The 100-Hour Test: Why It's the Most Popular — and the Most Dangerous
Among the seven material participation tests, the 100-hour/more-than-anyone-else test (Test 3 under Reg. §1.469-5(a)(3)) is the one most STR investors rely on. It has a relatively accessible threshold — just 100 hours — and doesn't require the 500-hour commitment of Test 1. But it carries a hidden risk that many investors overlook: you must log more hours than any single other individual who works on your property. That comparison makes it surprisingly easy to fail if you use a property manager, a dedicated cleaner, or any other regular service provider.
How Test 3 Works
Reg. §1.469-5(a)(3) provides that a taxpayer materially participates in an activity if: (1) the individual participates in the activity for more than 100 hours during the year, AND (2) the individual's participation is not less than the participation in the activity of any other individual (including individuals who are not owners of interests in the activity) for the year.
The key phrase is "any other individual." This is not limited to co-owners or employees — it includes every person who does any work on your property: cleaning staff, property managers, handypeople, landscapers, maintenance technicians, and anyone else.

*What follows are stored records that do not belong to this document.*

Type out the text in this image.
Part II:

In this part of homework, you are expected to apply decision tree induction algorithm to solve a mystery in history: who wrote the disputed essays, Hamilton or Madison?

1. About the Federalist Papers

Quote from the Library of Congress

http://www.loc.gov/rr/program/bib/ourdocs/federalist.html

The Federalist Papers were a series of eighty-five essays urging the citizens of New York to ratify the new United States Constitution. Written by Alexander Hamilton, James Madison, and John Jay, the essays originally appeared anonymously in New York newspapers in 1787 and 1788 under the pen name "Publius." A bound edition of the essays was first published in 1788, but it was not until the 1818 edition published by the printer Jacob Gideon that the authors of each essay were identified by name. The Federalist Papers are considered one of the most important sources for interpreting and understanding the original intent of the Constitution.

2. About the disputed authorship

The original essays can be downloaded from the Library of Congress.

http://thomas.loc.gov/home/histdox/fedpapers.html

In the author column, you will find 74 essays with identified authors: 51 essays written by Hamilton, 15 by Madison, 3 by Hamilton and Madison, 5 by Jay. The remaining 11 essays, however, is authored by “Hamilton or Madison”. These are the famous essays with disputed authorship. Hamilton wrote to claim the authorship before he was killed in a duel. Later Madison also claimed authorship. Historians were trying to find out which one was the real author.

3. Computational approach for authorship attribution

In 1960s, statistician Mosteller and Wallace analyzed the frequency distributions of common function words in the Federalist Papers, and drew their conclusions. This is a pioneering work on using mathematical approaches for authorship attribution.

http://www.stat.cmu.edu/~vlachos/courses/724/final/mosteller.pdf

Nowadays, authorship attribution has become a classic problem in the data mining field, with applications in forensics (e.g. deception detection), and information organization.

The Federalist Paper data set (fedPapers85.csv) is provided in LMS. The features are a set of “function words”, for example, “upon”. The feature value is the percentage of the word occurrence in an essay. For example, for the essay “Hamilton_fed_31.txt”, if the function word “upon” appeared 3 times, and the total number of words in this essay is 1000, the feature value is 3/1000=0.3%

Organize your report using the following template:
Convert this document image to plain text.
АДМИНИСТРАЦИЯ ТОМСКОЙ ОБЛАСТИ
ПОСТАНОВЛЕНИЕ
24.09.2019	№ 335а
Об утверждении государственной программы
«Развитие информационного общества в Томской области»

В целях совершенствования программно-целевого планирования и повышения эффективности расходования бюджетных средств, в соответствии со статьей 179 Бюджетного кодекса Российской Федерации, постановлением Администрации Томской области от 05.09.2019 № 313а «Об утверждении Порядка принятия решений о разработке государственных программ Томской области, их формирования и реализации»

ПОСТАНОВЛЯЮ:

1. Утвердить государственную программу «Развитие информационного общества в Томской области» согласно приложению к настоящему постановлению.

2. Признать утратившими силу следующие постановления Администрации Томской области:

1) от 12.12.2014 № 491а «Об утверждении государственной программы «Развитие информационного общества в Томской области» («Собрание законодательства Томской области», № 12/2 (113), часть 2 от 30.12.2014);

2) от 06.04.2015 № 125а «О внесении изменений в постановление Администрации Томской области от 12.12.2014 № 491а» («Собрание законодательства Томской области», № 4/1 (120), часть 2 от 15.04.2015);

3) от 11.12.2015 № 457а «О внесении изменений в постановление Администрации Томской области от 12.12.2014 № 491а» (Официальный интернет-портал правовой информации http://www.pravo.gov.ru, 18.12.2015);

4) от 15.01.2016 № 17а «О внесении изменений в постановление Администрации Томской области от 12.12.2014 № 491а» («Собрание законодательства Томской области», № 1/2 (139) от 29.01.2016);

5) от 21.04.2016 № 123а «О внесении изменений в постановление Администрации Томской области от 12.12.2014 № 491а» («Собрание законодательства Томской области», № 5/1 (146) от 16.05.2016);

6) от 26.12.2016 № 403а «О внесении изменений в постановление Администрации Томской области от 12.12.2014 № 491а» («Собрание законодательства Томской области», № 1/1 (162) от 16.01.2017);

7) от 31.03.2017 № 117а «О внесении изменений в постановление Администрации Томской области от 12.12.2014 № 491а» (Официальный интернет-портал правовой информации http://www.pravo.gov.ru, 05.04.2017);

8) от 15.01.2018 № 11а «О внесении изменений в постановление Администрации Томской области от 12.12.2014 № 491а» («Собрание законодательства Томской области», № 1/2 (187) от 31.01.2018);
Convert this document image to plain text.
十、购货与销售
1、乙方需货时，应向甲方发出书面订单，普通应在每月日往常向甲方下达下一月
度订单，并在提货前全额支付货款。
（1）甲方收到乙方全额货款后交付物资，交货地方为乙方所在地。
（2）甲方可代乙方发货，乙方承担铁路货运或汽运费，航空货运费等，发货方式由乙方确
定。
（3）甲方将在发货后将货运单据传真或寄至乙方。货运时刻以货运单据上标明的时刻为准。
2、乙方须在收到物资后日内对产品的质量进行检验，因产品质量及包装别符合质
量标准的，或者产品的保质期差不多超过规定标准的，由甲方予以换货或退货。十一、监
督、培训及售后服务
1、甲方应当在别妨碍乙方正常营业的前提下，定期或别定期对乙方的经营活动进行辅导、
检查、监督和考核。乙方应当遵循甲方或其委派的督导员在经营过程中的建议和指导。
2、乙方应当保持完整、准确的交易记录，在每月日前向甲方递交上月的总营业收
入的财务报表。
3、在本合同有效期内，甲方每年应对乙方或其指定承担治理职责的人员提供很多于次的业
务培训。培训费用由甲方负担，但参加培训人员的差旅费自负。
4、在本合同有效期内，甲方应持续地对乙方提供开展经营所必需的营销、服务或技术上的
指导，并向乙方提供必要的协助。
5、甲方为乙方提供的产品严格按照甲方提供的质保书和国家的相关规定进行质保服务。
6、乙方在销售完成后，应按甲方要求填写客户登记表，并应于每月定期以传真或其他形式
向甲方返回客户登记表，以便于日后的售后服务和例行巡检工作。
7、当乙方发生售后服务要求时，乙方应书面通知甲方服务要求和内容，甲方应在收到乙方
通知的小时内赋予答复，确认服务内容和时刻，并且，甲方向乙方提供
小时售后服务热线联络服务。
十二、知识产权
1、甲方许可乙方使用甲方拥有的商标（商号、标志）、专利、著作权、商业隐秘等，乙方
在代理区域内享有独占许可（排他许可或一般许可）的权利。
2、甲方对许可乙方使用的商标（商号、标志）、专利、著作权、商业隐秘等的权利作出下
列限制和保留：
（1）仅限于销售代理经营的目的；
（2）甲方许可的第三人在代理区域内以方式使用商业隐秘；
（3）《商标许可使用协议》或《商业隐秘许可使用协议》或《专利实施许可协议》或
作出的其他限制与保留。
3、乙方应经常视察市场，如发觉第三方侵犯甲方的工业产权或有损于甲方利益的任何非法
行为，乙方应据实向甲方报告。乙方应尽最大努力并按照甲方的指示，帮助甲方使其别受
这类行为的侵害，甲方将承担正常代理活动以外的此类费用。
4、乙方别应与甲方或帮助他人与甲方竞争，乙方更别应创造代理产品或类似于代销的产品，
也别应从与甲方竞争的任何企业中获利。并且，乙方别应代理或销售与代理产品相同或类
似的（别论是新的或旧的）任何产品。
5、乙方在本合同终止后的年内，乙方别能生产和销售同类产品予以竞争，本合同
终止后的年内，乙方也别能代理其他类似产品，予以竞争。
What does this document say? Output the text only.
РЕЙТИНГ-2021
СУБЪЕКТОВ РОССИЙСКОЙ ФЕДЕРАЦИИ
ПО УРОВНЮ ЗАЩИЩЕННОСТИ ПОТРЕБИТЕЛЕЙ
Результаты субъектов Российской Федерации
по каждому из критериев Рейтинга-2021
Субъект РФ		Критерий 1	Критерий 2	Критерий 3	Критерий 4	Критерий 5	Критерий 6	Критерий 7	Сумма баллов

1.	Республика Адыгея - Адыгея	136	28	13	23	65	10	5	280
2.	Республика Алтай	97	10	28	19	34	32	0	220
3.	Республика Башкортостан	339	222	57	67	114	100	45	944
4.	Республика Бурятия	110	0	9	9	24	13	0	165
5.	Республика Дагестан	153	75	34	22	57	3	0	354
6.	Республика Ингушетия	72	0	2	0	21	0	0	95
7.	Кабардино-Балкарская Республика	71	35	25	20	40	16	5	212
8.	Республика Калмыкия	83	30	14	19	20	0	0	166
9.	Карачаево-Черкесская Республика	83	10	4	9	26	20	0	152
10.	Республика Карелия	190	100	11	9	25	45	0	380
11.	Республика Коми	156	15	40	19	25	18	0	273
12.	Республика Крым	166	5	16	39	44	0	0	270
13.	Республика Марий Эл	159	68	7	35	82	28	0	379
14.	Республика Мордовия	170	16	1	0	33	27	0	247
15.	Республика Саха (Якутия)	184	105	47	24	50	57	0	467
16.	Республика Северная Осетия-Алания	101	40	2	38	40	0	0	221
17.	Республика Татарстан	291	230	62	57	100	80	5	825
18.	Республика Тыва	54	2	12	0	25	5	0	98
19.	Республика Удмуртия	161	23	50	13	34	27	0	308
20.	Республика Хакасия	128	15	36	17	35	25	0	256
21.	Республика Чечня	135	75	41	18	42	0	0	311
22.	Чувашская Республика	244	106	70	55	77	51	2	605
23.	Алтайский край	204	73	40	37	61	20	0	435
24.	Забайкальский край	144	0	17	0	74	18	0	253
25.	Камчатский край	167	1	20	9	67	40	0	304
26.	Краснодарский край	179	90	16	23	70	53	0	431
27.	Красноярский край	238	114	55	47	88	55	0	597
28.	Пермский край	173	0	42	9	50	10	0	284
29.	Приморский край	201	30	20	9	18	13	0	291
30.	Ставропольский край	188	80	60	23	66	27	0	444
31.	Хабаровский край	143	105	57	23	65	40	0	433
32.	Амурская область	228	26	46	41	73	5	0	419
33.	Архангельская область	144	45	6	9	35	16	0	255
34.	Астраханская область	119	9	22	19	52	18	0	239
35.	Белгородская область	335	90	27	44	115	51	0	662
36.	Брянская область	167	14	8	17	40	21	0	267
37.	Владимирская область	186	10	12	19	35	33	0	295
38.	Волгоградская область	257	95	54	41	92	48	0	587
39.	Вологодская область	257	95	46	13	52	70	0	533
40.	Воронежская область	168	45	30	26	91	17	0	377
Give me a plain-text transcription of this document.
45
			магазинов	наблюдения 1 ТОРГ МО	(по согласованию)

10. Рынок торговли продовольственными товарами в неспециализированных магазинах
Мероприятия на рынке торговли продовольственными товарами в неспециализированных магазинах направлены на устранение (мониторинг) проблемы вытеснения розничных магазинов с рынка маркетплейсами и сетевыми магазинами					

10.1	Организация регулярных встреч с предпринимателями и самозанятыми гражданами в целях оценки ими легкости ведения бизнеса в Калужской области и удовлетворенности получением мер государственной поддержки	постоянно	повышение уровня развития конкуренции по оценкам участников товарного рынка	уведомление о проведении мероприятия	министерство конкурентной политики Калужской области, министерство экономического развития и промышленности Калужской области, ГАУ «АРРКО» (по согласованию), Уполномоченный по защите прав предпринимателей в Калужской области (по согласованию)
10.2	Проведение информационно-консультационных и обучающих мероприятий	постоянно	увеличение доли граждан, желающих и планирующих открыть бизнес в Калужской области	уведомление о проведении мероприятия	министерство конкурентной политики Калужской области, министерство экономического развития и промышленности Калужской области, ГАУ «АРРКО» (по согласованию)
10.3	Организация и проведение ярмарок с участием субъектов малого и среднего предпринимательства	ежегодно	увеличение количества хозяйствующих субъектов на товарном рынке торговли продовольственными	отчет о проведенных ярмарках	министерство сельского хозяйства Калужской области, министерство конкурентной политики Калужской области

If your housekeeper spent 200 hours cleaning the property and you only spent 150 hours on property management, you fail Test 3 even though you cleared the 100-hour minimum.
STR investor uses a full-service property manager who handles guest communications, inspections, and coordination. The PM logs 280 hours annually. The investor logs 180 hours. Despite clearing 100 hours, the investor fails Test 3 because the PM individually logged more hours.
The Comparison Is Per Individual, Not Total
A critical nuance: the comparison is against any single individual, not against all workers combined. If you have a property manager who logs 250 hours AND a cleaner who logs 200 hours, the comparison is: your hours vs. the PM's 250 hours, and your hours vs. the cleaner's 200 hours. You need to exceed both the PM's hours AND the cleaner's hours individually.
So if you logged 260 hours while your PM logged 250 and your cleaner logged 200, you satisfy Test 3 — your 260 exceeds each individual's 250 and 200 respectively. But if you logged 230 hours while your PM logged 250, you fail — the PM's 250 exceeds your 230.
When to Use Test 1 Instead
If your property management arrangement means any single person working on your property likely logs more hours than you will, abandon Test 3 and target Test 1 (500 hours) instead. Test 1 has no comparison element — 500 hours is 500 hours regardless of what anyone else logged.
For investors with full-service property managers, reaching 500 hours may require a conscious effort to stay involved: handling all pricing decisions, maintaining guest communication oversight, conducting regular property visits, managing capital improvements, and taking on financial management tasks that the PM doesn't perform. It's achievable — but requires documentation discipline.
Requesting Hour Logs from Your Property Manager
If you're relying on Test 3, you need to know how many hours your property manager and other service providers actually log. Some property managers track this as part of their service reporting; many do not. Consider adding a contractual requirement for monthly time tracking when you negotiate or renew PM contracts. Without this information, you're guessing at whether you satisfy the comparison prong.
Cleaners: Often the Underestimated Risk
A high-occupancy STR might have 40–60 cleanings per year. At 2–3 hours per cleaning, a dedicated cleaning service could log 80–180 hours annually. For a property that averages 50 turnovers at 2.5 hours each, that's 125 hours — which means you need to exceed 125 hours yourself to satisfy the Test 3 comparison against the cleaner, in addition to exceeding whatever your property manager or co-host logs.
The Safest Approach
- If you self-manage completely (no PM, you coordinate cleaners directly): Test 3 is straightforward — your hours almost certainly exceed any single cleaner or handyperson.
- If you use a light-touch PM for booking only (you handle everything else): Track your hours against the PM's booking hours. You likely exceed them.
- If you use a full-service PM: Target Test 1 (500 hours). Don't rely on Test 3 unless you've verified your PM's actual hour count.
- If you're uncertain which test you qualify for: Talk to your CPA before year-end, while you still have time to log more hours in the current tax year.